National Council for Prescription Drug Programs: "The absence of coordination with the WHO’s Biologics Qualifier initiatives will result in the development of two systems that appear superficially similar but have fundamental differences with the inevitable result of confusion and patient safety risk."

Database Providers

Wolters Kluwer Health: "Adding more names and complexity to these systems will lead to a myriad of coding errors, which, in turn, will lead to prescribing, dispensing and refill errors. These changes will touch every stakeholder within the prescribing workflow, including hospitals, primary care and specialty care practices, retail and community pharmacies, post-acute and long-term care."

"Existing electronic health record, billing and pharmacy systems and databases are designed to group products by similar active ingredients and INNs. These would all need to be modified to link those same products under a new naming convention. Millions of patient records containing old drug names would need to be updated. The costs of such re-engineering to individual providers and pharmacists, and to the health system as a whole, will be staggering."

First Databank: "The industry and health care professionals have no experience with the use of unique nonproprietary names. … Healthcare professionals seeking information on biosimilar products will search using drop down boxes in electronic health records, pharmacy dispensing systems and in electronic ordering applications. Those products will be presented alphabetically and the presence of a suffix will be confusing to the user. Since these products will be presented alphabetically, the suffix that appears first in the list may very likely have an unintended advantage in how often they are chosen for use."

"The use of a suffix will be addressed within FDB’s knowledge bases. In fact, having a suffix that is difficult to interpret will likely increase the value of our pharmaceutical content to our customers. Having said that, FDB recommends that these four-character suffixes not be used."

Alternative Naming Conventions

USP: "We would propose the inclusion of a suffix in USP labeling requirements, without designating it as part of the nonproprietary name, to ensure that the qualifier remains closely linked to the name and can be used to identify and trace products back to their manufacturers."

Cigna: "Cigna would support an approach that requires all biosimilars to have an FDA-approved proprietary name and that the proper name does not include any suffix. Health care professionals would be required to include the FDA-approved proprietary name when prescribing a biologic or biosimilar product."

New York Bar Association: All biological products should have the same core name, followed by a hyphen and a multi-letter suffix "that designates the therapeutic similarity of a biological product," such as "RLB" for a reference listed biologic, "HB" for a highly similar biosimilar or “IB” for interchangeable biosimilar. "Following the core name-hyphen-therapeutic code would be another hyphen and then either 1) the full first name of the manufacturer or 2) a readily-identifiable letter code that consistently applies to the same manufacturer, e.g. 'sndz' for Sandoz."

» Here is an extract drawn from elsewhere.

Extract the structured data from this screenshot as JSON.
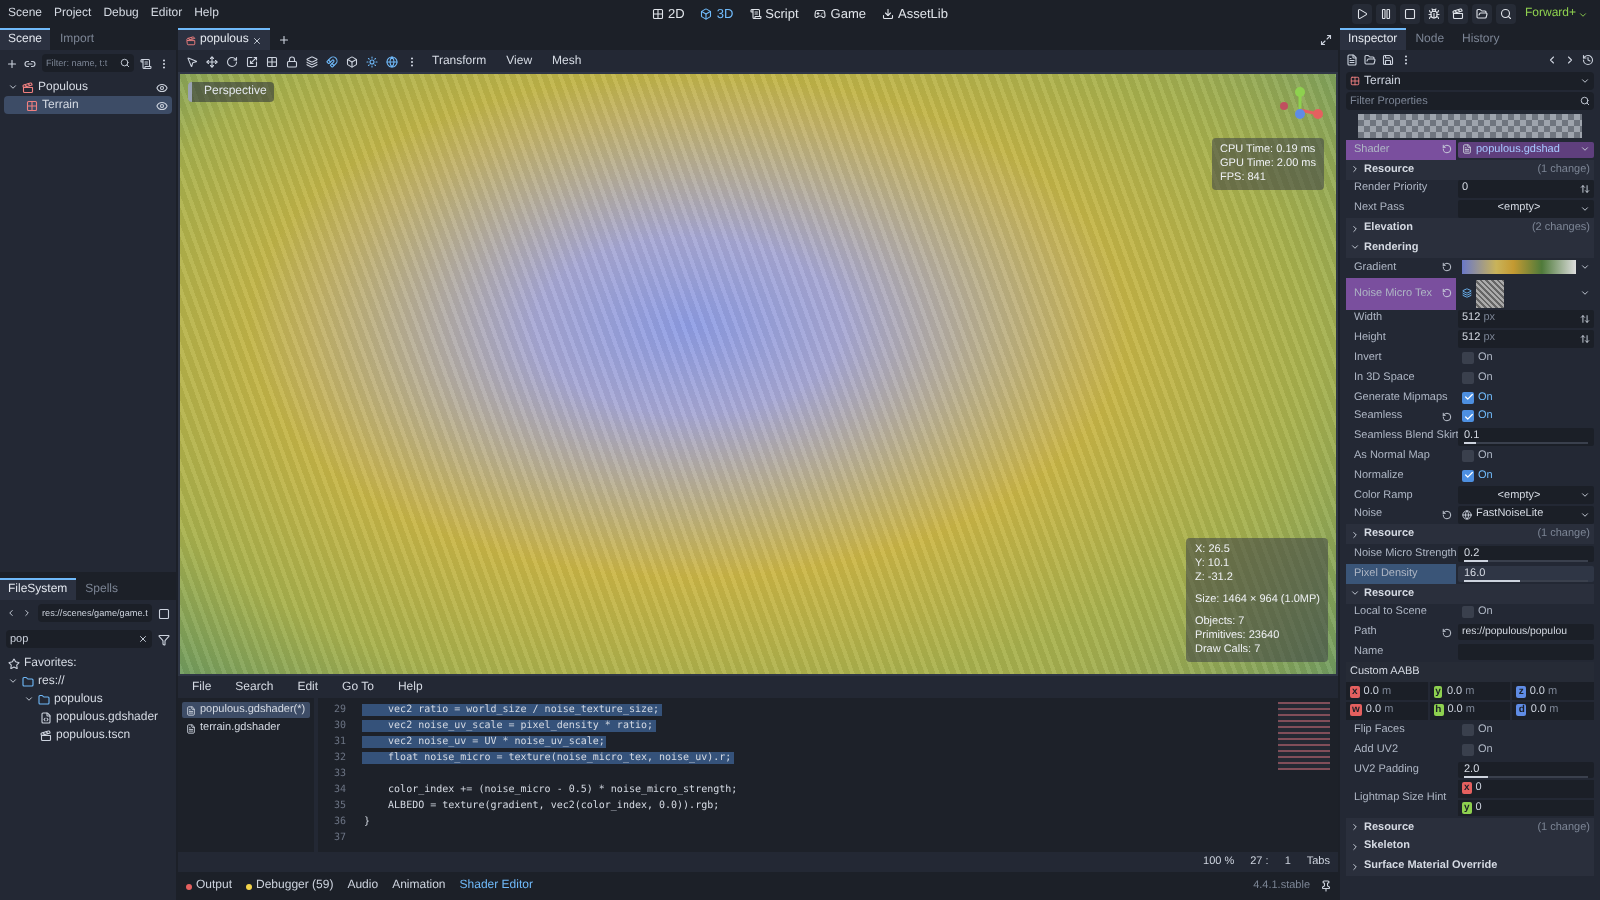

Alliance for Patient Access/National Physicians Biologics Working Group: "FDA's proposed naming scheme would be more useful to prescribers if the qualifier incorporated meaningful letters and/or numbers that identity each product with its manufacturer while distinguishing it from other products in the same class of therapies."

One proposal would mimic the coding system used for commercial air flights, with the company's abbreviated name followed by a multi-digit qualifier. "The first two letters of an INN qualifier would represent the manufacturer. The random code that follows could differentiate the medication from other biologics and biosimilars. (e.g., filgrastim-SN44 or filgrastim-AM97). If a single manufacturer produces additional biosimilars in the same class, this system would permit unique qualifiers for each product. (e.g., filgrastim-SN44 or filgrastim-SN73)."